Kenya has listed 14 merchandise and service sectors for trade under the African Continental Free Trade (AfCFTA), as it becomes among the first six to pilot the continental pact.
This comes even as countries continue to push to clear pending issues on preferential Rules of Origin on sensitive goods which account for 7% of the tariff lines. The stalemate is on textile and apparel, sugar and sugar products, goods produced in Special Economic Zones (SEZs), edible oils and motor vehicles.
Nevertheless, member states have agreed on 88.7% tariff lines of about 6,000 products, open for trade on preferential terms.
Industrialization, Trade and Enterprise Development CS Betty Maina yesterday said Kenya’s prioritised sectors in merchandise trade include agriculture, livestock and fisheries, manufacturing, handicrafts, mining, oil and gas.

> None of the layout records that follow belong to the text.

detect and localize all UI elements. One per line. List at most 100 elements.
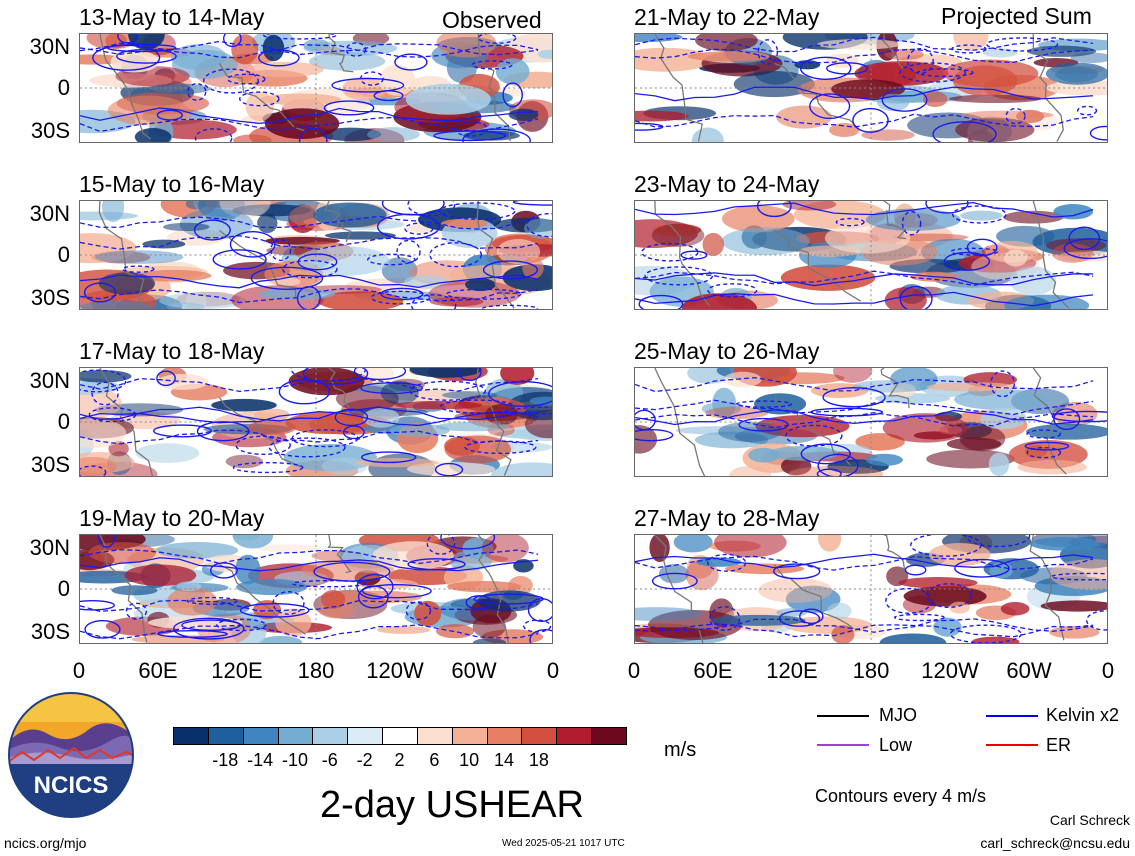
shading-blob (865, 453, 903, 466)
panel-map-2 (79, 200, 553, 310)
kelvin-contour (173, 617, 245, 640)
colorbar-tick-4: -2 (356, 750, 373, 770)
footer-url[interactable]: ncics.org/mjo (4, 835, 87, 851)
shading-blob (404, 275, 449, 289)
shading-blob (922, 91, 948, 107)
panel-map-1 (79, 33, 553, 143)
shading-blob (959, 425, 1006, 452)
kelvin-contour-line (80, 557, 539, 572)
kelvin-contour-line (80, 288, 539, 304)
shading-blob (885, 48, 924, 61)
shading-blob (733, 71, 815, 98)
ylabel-30n: 30N (29, 201, 70, 226)
kelvin-contour (291, 579, 367, 588)
shading-blob (855, 433, 905, 451)
kelvin-contour (226, 73, 266, 85)
coastline (218, 63, 306, 132)
shading-blob (1045, 62, 1107, 85)
kelvin-contour (477, 34, 517, 44)
shading-blob (236, 578, 308, 596)
kelvin-contour-line (635, 555, 1094, 571)
colorbar-cell-8 (451, 727, 488, 745)
kelvin-contour (232, 461, 304, 474)
coastline (477, 34, 511, 142)
kelvin-contour (353, 368, 407, 381)
shading-blob (1049, 625, 1100, 639)
colorbar-cell-5 (347, 727, 384, 745)
kelvin-contour (445, 288, 522, 300)
coastline (880, 368, 910, 409)
shading-blob (705, 406, 769, 420)
shading-blob (320, 589, 346, 609)
shading-blob (162, 222, 210, 232)
kelvin-contour-line (80, 549, 539, 565)
shading-blob (108, 441, 129, 457)
kelvin-contour (396, 239, 421, 264)
kelvin-contour (359, 71, 384, 86)
kelvin-contour (323, 100, 375, 116)
kelvin-contour-line (80, 377, 539, 393)
shading-blob (328, 590, 423, 604)
shading-blob (136, 269, 212, 282)
kelvin-contour (222, 34, 242, 48)
kelvin-contour (272, 591, 305, 615)
kelvin-contour-line (635, 202, 1094, 218)
shading-blob (447, 580, 522, 593)
kelvin-contour-line (80, 274, 539, 289)
shading-blob (436, 34, 497, 58)
kelvin-contour (800, 443, 851, 465)
kelvin-contour (409, 380, 486, 401)
kelvin-contour (990, 370, 1015, 398)
kelvin-contour (778, 610, 821, 627)
colorbar-tick-9: 18 (528, 750, 549, 770)
shading-blob (1053, 204, 1094, 220)
kelvin-contour-line (635, 623, 1094, 638)
kelvin-contour (799, 608, 824, 624)
kelvin-contour (239, 91, 280, 107)
coastline (654, 535, 704, 643)
panel-title-7: 25-May to 26-May (634, 338, 820, 364)
shading-blob (776, 105, 832, 129)
shading-blob (785, 585, 841, 614)
kelvin-contour (156, 109, 183, 121)
shading-blob (500, 368, 535, 385)
kelvin-contour-line (635, 376, 1094, 393)
shading-blob (1003, 249, 1028, 267)
kelvin-contour (263, 34, 337, 40)
panel-field-7 (635, 368, 1107, 476)
shading-blob (962, 110, 1054, 120)
kelvin-contour (651, 572, 698, 590)
shading-blob (988, 452, 1010, 476)
kelvin-contour (1051, 410, 1107, 423)
coastline (328, 34, 354, 73)
shading-blob (135, 443, 200, 463)
shading-blob (635, 425, 658, 454)
shading-blob (725, 563, 805, 575)
footer-email[interactable]: carl_schreck@ncsu.edu (980, 835, 1130, 851)
kelvin-contour-line (80, 215, 539, 230)
kelvin-contour (885, 587, 933, 614)
kelvin-contour-line (80, 599, 539, 613)
ylabel-0: 0 (57, 576, 70, 601)
kelvin-contour (638, 294, 684, 309)
shading-blob (524, 218, 552, 239)
coastline (654, 368, 706, 476)
shading-blob (829, 123, 860, 137)
shading-blob (827, 602, 852, 620)
kelvin-contour (193, 219, 231, 241)
kelvin-contour (291, 429, 359, 448)
kelvin-contour (966, 238, 998, 257)
left-xtick-1: 60E (138, 658, 178, 683)
shading-blob (681, 293, 757, 309)
shading-blob (248, 419, 296, 436)
shading-blob (395, 400, 483, 410)
kelvin-contour (80, 599, 116, 611)
kelvin-contour (954, 558, 1010, 578)
kelvin-contour (816, 468, 842, 476)
kelvin-contour (117, 34, 138, 44)
shading-blob (363, 408, 400, 428)
kelvin-contour (925, 583, 972, 609)
panel-map-6 (634, 200, 1108, 310)
shading-blob (635, 110, 689, 122)
shading-blob (694, 431, 769, 449)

Priority export sectors under services trade are business including professional services, tourism, education, health, financial services, ICT, cultural and sports services; and transport and logistics.
Kenya and Ghana were the first countries to ratify the AfCFTA and to deposit instruments of ratification with the AU Commission, after the agreement was adopted by the AU Extra-Ordinary Summit on March 21, 2018 in Kigali, Rwanda.

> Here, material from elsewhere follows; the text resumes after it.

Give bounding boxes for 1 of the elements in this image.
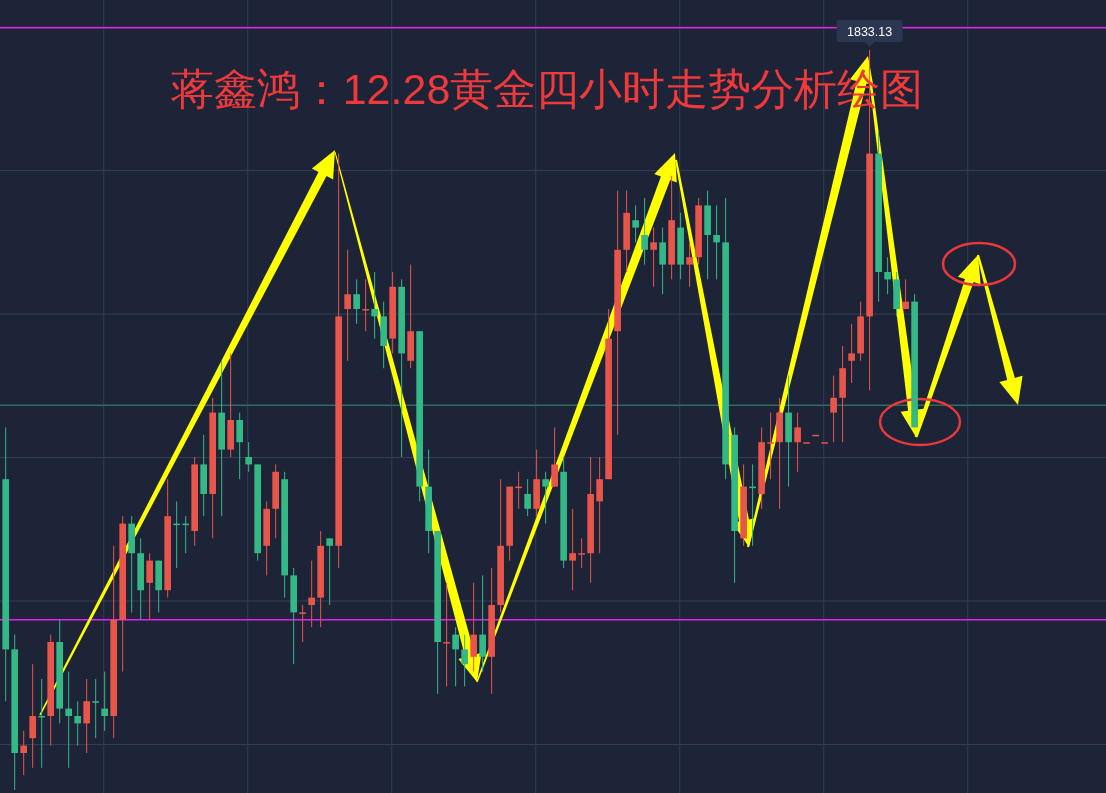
annotation: 1833.13 — [836, 20, 903, 47]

Despite the launch of the commencement of trade in January 2021, commercially meaningful trade was yet to commence.
To date, 54 African Union (AU) member states have signed the AfCFTA agreement with 49 having ratified it, making them eligible to trade.
However, only six countries– Ghana, Cameroon, Egypt, Rwanda, Tanzania and Kenya are leading the pact in the pilot phase, with volumes expected to move as early as October.